When lab work slowed down during the COVID-19 pandemic, Colecraft took advantage of the lull to speed the translation of his work to patients: He founded two companies, Stablix Inc. and Flux Therapeutics, to commercialize targeted protein stabilization. Each company uses a different approach to alter ubiquitin inside living cells. With the help of Columbia Technology Ventures, Colecraft and one of his students began pitching both ideas to investors and raised tens of millions of dollars. That funding will support preclinical research on small molecules for targeted protein stabilization as well as enDUBS and, hopefully, clinical trials in the future.

While Colecraft is not involved in the day-to-day operations of Stablix or Flux, he remains a scientific advisor for both companies and continues—in his own lab—to work on studying how enDUBs can treat disease.

Recently, a Columbia neurologist reached out about a patient who was born with a rare form of intellectual disability and epilepsy. Genetic sequencing revealed that the disease was caused by mutations in an ion channel. Now, Colecraft is collaborating with the neurologist to understand the consequences of the mutations on brain function and how enDUBS might be able to help treat the disease.

“The potential to apply what I’m doing to really make an impact in medicine and people’s lives is exciting and an important part of what drives us forward,” Colecraft says.
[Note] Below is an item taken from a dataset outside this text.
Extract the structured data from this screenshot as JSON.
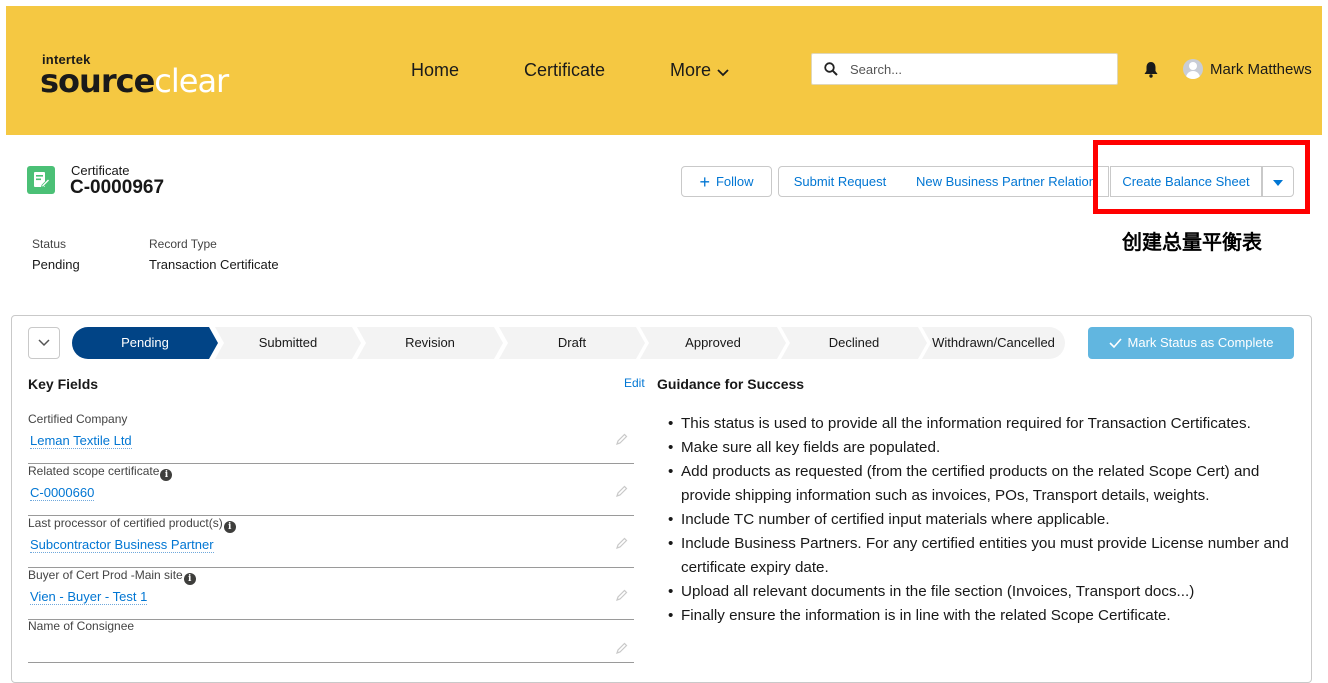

In December 2023, Colecraft was elected to the National Academy of Inventors in recognition of his development of enDUBS and related technologies. But like Sherlock Holmes uncovering a new mystery just as he finishes solving an old one, Colecraft’s scientific inquiry is far from over.

“Science is such an incredibly exciting journey,” he says. “You can be the first to observe something that hopefully has a real impact on society, but then there are always more questions to tackle and discoveries to be made.”